酒井さん「紙の本ならではの“手がかり”となるのが、本の装丁や厚みといった実体を含む情報です。紙の本を読む際には、本の内容だけでなく、本のサイズや手触り、そして読んだページの位置などをまとめて記憶しています。たとえば、紙の本を読み直す際に、パラパラとめくることで読みたいページの見当をつけられる人は多いと思います。それは、ページに記載された内容とともに手に取った際のページの厚みという、記憶の“手がかり”があるからです」
対して電子書籍の場合には、ページの厚みや本のサイズといった、手で触れることで得られる“手がかり”がありません。そのため、紙の本に比べ、読んだ内容を思い出しにくい傾向があるのだそうです。
画面に表示された文字は集中して読みにくい?
このほか、紙に印字されていること自体にもメリットがあると酒井さんは言います。
酒井さん「文字が紙に印字されている紙の本に対して、電子書籍の文字は液晶の画面に点灯している光に過ぎません。特に明るいバックライトでは、光源を見つめているのと同じ状態なので、脳細胞は文字よりも周りの強い光のほうに強く反応してしまいます。脳では限られた血流を必要な場所に振り分けていますから、強い光に反応している分だけ、読書や文章理解のために割り振られるはずの血流が減ってしまいます。結果として脳は読書と文章理解に集中ができないのです。
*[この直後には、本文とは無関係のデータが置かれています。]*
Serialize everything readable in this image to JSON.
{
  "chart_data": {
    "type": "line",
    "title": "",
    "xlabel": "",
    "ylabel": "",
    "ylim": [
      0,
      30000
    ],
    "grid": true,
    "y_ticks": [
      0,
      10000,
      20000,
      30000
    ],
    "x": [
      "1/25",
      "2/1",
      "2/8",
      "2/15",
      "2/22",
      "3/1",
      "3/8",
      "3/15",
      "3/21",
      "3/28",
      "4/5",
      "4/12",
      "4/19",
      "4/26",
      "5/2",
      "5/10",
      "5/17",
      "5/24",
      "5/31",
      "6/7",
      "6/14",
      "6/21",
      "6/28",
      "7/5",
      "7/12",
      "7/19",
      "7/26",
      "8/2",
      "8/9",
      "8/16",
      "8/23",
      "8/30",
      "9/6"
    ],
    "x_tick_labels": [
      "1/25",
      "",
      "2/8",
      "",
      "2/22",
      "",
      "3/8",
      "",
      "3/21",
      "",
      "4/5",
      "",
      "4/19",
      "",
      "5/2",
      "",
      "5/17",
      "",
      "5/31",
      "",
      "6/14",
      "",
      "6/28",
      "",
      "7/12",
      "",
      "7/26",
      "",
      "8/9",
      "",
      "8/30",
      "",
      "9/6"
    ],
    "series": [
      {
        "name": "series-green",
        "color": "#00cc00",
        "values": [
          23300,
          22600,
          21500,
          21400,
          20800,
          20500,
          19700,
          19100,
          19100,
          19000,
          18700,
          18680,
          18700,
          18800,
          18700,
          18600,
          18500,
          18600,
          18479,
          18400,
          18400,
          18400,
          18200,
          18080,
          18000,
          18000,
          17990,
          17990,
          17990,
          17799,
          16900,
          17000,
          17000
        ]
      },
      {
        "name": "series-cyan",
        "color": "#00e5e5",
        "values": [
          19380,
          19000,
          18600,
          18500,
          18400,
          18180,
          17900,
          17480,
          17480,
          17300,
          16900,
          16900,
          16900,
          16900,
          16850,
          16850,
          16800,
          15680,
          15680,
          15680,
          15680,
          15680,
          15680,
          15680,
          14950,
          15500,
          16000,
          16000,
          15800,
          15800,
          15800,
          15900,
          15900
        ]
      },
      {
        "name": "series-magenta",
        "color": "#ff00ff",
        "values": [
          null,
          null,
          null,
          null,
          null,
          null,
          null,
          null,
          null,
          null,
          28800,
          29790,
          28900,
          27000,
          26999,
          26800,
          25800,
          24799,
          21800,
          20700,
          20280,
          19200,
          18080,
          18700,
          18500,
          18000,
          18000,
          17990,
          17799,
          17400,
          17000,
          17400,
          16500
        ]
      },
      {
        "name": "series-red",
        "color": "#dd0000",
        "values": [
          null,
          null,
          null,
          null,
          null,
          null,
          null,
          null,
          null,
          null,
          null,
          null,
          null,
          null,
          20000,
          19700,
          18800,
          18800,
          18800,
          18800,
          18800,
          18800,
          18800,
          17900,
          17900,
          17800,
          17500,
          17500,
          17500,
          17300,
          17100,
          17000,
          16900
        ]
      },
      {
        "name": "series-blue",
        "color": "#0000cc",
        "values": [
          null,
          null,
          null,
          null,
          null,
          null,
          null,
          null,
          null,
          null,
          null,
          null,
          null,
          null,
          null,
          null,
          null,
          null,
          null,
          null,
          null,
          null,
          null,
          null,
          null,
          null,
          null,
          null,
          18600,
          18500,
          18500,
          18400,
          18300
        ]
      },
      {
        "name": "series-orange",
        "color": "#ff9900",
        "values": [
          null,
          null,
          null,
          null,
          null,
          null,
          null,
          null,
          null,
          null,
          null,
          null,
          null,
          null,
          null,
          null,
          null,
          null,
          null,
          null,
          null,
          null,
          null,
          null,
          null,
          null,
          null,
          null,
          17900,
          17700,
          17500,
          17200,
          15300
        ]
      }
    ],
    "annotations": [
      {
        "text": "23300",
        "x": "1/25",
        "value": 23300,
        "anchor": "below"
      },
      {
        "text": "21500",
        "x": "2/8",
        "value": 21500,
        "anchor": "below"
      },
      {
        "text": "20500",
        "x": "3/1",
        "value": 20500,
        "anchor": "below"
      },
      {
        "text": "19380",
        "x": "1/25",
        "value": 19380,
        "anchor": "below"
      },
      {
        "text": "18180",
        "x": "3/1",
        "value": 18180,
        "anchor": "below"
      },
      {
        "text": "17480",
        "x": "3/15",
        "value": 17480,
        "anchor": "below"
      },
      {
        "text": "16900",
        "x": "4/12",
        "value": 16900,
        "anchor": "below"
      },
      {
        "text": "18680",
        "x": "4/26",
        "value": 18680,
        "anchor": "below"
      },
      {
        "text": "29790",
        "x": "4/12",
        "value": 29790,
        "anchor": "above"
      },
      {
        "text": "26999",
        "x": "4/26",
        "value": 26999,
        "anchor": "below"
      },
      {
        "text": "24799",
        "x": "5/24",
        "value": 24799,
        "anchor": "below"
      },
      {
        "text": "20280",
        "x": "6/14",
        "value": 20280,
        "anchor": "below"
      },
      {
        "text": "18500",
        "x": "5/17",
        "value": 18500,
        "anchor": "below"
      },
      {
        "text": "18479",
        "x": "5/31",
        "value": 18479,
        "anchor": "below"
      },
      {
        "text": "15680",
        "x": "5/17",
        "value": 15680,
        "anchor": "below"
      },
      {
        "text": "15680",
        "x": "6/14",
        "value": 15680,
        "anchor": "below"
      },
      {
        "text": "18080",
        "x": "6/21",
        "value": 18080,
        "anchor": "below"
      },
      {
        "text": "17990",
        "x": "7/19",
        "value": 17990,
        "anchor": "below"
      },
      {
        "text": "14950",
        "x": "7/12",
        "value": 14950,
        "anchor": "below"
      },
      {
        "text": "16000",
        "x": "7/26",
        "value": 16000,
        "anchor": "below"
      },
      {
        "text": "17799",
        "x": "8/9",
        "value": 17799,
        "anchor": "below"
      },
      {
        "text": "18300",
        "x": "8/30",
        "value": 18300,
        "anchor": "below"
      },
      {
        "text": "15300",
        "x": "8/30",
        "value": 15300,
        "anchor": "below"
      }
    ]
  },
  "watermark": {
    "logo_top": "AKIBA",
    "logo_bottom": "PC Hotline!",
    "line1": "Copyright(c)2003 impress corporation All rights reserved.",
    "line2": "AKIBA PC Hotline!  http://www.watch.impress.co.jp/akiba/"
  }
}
逆にいえば、紙の本のほうが脳は読書に集中できますし、それだけ記憶の定着につながると考えられます。ちなみに、紙の本を読むときに白熱蛍光灯や昼光色LEDの下で読むと、紙の表面に強い光が反射してデジタル表示と似たような状況になってしまうので、暖色灯や間接照明のなかでの読書がおすすめです」
検索の便利さが電子書籍ならではのメリット
紙の本のほうがたくさんのメリットがあると言う酒井さんですが、電子書籍にも、複数冊の書籍をひとつの端末にまとめて持ち運べるなど、紙の本にはないメリットもあると言います。
酒井さん「“読みやすさ”に関連する電子書籍のメリットとなるのが『特定の事柄を手軽に検索できる』ことです。特定の言葉や登場人物などを膨大な文字の中から調べることに関しては、電子書籍に軍配があがります。その最たるものが検索機能です。電子書籍や電子辞書の検索機能を使えば、目的の単語にたどり着くまでは、紙の本よりも電子書籍のほうが早いと言えます」
ただし、紙の本が持つ「検索の手間」にも利点があると言います。
酒井さん「目的の単語を調べるだけなら電子書籍のほうが便利ですが、紙の本や辞書の場合、目的の単語を調べる際に、同じページの周りにある単語や文章なども眺めつつ調べることができます。周辺の情報もあわせて取り入れることができる点は、紙の本ならではのメリットと言えるでしょう」
本を読む際、内容が記憶に残りやすいのは紙の本ですが、見出しや登場頻度の低い単語を素早く探したい場合には電子書籍のほうが“便利な”こともあるでしょう。このように電子書籍と紙の本には、それぞれの特徴があります。特徴をよく理解して利用することで、より読書を楽しむことができるのではないでしょうか。
この記事の内容は2024年11月13日時点での情報です。